Nowhere else in Britain has anything like the profusion of natural springs Malvern enjoys, and in the nineteenth century the town was deliberately developed as a spa. It rises up the east side of the steep range of hills in terraces of fine Victorian villas, each set in its own spacious garden. To me, prospecting the maps for likely dips, it had all the signs of a swimmer’s paradise. Malvern’s springwater was famous from at least as early as 1620. Even then it was being bottled, long before Jacob Schweppes began selling the Holy Well water in 1850. There are over sixty springs and wells around the steep green hills, but a great many of them turned out to have become derelict or disused since the 1940s or earlier.

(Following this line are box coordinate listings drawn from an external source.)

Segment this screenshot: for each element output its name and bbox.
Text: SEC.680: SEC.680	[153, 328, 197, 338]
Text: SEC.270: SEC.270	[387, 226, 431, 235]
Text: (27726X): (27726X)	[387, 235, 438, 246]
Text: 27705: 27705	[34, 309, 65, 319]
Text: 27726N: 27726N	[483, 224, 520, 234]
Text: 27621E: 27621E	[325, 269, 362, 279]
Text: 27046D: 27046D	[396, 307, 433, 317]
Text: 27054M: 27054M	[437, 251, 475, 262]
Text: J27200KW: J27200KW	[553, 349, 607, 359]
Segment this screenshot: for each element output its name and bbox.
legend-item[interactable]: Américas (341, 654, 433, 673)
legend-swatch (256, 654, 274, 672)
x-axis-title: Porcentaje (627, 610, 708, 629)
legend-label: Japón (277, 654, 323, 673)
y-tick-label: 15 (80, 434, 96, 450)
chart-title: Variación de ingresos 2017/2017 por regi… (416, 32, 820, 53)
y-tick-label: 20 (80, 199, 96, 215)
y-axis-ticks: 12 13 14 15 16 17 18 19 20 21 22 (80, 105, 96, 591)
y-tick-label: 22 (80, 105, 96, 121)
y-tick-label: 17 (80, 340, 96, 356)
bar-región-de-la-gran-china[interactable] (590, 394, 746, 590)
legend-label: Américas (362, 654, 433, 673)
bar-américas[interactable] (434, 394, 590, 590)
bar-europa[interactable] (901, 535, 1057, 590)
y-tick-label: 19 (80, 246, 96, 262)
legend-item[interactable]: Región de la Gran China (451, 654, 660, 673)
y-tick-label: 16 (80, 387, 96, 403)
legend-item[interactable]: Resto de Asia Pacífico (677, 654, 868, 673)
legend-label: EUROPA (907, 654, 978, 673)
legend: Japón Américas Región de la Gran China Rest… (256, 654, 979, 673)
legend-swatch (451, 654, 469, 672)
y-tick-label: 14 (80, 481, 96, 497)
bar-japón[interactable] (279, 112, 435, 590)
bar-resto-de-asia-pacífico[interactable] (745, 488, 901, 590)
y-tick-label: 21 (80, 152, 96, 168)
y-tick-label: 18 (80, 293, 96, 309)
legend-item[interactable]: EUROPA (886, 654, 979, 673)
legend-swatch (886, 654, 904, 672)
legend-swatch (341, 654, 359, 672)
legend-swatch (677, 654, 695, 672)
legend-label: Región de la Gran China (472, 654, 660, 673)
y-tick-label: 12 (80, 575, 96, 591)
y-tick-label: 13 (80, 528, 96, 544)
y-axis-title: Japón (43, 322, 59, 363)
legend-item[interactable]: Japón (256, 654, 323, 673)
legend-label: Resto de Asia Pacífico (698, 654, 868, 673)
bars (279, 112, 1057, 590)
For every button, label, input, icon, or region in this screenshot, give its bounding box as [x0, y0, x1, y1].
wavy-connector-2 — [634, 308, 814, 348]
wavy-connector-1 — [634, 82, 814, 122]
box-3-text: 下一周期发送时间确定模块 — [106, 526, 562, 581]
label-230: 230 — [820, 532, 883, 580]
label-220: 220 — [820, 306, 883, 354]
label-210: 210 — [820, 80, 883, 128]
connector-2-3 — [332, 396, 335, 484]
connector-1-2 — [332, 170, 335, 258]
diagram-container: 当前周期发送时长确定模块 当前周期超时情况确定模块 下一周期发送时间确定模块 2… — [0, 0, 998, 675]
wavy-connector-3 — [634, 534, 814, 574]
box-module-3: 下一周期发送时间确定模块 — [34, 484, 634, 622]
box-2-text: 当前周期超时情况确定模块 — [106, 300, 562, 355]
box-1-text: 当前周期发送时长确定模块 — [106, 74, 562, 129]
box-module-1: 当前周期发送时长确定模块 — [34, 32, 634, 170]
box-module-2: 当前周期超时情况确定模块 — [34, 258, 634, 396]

Inspired by tales of gondoliering and night-bathing in the pools, I tramped along the ridge path that leads to the summit of the Worcester Beacon, where you used to be able to have tea at the Beacon Café before it was burnt down by vandals a few years ago. During the festival, there had been donkey rides up these tracks. I had hoped to look down from above and spot the swimming pools glinting from below, but they were nowhere to be seen. Although one, at the Dingle, still survives as a sunken garden, none is any longer in use. High and dry on the Malvern Hills, I consoled myself with thoughts of Shaw in his tweed knickerbockers and his friend Elgar striding up here, and of the poet Langland, who wrote Piers Plowman as he gazed out over Worcestershire in around 1377. In the opening lines of the poem, Langland had impressed in my imagination a powerful notion that his Malvern foothills must be full of promising swimming holes:
&n
bsp; On a May morning on a Malvern hillside . . .
As I lay and leaned and looked on the water
I slumbered and slept, so sweetly it murmured.
All that I found in Malvern was an indoor ‘leisure pool’. Forced to abandon all hope of bathing in the lost pools, I went instead in search of the miscellaneous spouts, pumps, fountains, wells and springs that abound here. The first surviving spring I found flowed into a stone trough from an iron pipe beside the road up on the beacon. This was the Chance’s Pitch Spout, and I joined a queue of three or four other men with assorted plastic flagons waiting to fill them. As we talked, I was reminded what sociable places wells, pumps and springs have always been. Turning on the tap at home is a far less rewarding social experience. Sipped from cupped hands, the water tasted very pure, with none of the dreadful taste of iron or sulphur I associate with spas, and it was cold; it tumbles out of the hill at a steady forty-seven degrees all over Malvern.
My next spring was in a little fenced hollow in a field at the bottom of a slippery downhill scramble through a wood on the western slopes near the British Camp Hotel. Here I found myself face to face with a pair of foxes, who seemed quite as surprised as me. The dog fox scampered off, but the vixen and I just stood looking at each other for fully two minutes. I wasn’t going to move before she did, even if we were there all morning. Then she turned and dragged herself away, towing her paralysed hindquarters after her. I stood for a long time by the living spring, too shocked to move, looking at the rank, parted grass where the dying fox had disappeared, wondering how long she could survive.